Matt didn’t know why he did it.
You’d never been anything but dismissive, sometimes downright cruel to him. The kind of girl who made it clear you were leagues out of his, well, everything. Popular, pretty, always surrounded by friends, your sharp tongue and icy smile made you untouchable in his eyes.
He’d heard what happened after school. Everyone had. The popular girl—the it girl—laughed at by her own friends. Whispers spread fast, and by the end of the day, it was the only thing people were talking about.

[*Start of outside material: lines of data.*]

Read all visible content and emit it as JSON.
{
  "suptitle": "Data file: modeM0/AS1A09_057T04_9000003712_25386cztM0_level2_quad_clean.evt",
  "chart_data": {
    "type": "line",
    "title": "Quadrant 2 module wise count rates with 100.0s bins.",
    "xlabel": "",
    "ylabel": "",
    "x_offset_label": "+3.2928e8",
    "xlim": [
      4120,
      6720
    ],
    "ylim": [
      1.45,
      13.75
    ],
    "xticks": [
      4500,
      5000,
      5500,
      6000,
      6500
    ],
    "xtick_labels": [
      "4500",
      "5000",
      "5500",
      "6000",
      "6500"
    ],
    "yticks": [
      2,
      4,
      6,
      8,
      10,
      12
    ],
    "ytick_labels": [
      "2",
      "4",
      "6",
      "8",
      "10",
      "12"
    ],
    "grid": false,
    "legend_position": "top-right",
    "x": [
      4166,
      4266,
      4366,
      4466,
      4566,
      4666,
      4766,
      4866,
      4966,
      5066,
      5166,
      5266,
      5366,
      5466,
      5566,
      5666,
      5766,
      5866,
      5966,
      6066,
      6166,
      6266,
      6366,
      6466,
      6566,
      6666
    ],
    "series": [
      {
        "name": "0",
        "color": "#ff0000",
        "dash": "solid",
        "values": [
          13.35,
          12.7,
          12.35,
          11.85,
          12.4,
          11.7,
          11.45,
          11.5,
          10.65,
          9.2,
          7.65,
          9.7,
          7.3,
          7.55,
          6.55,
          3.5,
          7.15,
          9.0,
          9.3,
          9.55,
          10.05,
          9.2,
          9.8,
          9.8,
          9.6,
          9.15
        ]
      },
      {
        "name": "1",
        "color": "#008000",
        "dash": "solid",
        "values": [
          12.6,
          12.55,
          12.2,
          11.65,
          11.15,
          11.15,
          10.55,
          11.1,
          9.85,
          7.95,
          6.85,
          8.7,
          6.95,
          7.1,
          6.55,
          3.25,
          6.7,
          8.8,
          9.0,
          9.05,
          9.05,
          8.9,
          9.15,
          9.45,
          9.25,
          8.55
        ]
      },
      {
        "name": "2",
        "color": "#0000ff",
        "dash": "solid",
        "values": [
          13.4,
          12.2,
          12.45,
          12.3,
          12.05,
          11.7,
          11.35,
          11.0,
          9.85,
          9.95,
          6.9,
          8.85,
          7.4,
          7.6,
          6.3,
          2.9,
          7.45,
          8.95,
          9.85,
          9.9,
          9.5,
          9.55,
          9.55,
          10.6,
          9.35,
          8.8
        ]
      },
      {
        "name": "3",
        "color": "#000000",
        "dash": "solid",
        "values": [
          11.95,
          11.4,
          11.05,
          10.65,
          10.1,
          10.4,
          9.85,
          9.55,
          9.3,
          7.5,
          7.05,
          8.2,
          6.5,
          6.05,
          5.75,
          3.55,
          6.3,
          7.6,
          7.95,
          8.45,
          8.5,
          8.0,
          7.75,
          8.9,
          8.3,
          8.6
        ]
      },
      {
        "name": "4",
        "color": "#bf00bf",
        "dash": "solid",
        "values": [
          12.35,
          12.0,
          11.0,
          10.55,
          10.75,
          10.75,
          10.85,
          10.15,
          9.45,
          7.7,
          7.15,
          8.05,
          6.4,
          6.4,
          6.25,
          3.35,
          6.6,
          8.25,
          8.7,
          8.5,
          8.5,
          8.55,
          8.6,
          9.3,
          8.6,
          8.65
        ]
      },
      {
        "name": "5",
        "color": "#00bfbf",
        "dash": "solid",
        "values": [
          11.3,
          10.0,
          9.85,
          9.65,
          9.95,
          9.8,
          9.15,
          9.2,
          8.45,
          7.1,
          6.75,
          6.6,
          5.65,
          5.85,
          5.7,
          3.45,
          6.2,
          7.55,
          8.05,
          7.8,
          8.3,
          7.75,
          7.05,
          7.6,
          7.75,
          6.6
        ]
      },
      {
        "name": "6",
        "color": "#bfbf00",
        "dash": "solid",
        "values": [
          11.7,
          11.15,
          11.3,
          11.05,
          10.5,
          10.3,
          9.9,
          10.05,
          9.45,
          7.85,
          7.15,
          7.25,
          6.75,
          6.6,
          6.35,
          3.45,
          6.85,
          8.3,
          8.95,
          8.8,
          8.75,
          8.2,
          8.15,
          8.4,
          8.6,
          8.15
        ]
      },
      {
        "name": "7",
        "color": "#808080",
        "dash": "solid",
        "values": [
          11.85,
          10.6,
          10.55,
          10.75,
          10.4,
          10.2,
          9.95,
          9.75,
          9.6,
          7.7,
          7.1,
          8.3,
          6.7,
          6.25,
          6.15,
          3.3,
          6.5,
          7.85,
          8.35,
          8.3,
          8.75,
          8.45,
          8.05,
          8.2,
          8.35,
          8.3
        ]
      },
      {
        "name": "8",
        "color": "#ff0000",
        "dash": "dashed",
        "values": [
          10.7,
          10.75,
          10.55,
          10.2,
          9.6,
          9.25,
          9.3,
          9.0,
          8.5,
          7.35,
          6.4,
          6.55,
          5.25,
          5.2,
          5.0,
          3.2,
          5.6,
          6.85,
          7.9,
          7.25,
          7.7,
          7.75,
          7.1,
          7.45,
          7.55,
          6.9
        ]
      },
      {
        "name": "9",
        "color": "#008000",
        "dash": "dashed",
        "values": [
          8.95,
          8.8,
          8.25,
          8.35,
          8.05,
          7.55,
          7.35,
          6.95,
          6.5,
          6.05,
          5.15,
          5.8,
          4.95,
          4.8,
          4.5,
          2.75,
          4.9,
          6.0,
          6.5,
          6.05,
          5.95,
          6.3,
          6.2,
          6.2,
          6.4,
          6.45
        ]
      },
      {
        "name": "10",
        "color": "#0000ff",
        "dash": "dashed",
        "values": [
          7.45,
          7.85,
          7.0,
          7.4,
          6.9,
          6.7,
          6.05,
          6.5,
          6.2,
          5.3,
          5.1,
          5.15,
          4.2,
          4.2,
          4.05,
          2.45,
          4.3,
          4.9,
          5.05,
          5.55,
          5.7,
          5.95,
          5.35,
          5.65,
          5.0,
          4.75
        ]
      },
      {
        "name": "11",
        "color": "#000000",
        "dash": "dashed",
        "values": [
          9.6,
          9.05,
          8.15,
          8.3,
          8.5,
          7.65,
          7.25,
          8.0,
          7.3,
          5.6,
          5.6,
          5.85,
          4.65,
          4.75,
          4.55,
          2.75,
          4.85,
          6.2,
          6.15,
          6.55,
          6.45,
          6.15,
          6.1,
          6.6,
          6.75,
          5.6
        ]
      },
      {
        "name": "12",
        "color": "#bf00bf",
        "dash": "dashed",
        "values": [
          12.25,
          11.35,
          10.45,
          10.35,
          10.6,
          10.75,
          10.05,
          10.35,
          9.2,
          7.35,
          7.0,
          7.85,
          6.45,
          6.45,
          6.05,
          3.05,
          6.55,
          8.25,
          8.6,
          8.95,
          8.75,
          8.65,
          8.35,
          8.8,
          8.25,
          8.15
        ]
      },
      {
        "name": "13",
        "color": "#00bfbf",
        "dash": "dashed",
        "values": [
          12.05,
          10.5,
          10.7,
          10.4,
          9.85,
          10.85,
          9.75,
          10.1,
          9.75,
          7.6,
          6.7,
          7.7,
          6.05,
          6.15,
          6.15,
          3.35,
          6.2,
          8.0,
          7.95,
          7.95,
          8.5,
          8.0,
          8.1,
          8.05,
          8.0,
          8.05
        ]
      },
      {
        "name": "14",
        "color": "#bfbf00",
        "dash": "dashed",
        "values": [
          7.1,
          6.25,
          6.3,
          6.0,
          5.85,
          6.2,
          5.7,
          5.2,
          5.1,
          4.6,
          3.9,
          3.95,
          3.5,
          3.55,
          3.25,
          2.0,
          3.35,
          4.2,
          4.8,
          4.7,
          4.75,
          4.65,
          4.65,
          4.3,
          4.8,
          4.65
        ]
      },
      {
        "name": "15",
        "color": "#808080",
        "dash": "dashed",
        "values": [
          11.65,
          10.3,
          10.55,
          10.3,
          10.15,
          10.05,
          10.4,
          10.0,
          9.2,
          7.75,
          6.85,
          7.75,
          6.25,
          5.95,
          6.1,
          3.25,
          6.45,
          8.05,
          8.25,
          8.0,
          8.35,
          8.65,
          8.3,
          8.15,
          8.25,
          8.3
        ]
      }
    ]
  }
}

Matt should’ve been smug about it. Karma, his friends had said, when they weren’t busy reminding him how ridiculous his crush on you was. “She got what was coming,” one of them had said, laughing like it didn’t matter. But Matt couldn’t shake the image of you sitting there, your head down, alone for the first time since he’d known you.
He had been walking home when he saw you, sitting on the bench outside the school. The air around you seemed different, quieter, like the world was waiting to see if you’d crumble.
Without thinking, he approached, standing in front of you, his shoes crunching against the gravel.
“Hey,” he said, voice a little too loud in the stillness, his heart thumping. You barely looked up, your face hidden by the strands of hair that had fallen out of your usual perfect style. “You okay?”
You blinked, clearly surprised to see him. Matt? Of all people. But you didn’t push him away. Instead, you shrugged, clearly not wanting to show any weakness. But he? He understood you now better than everyone else. You were the one making him feel that way, and he still came here to talk to you.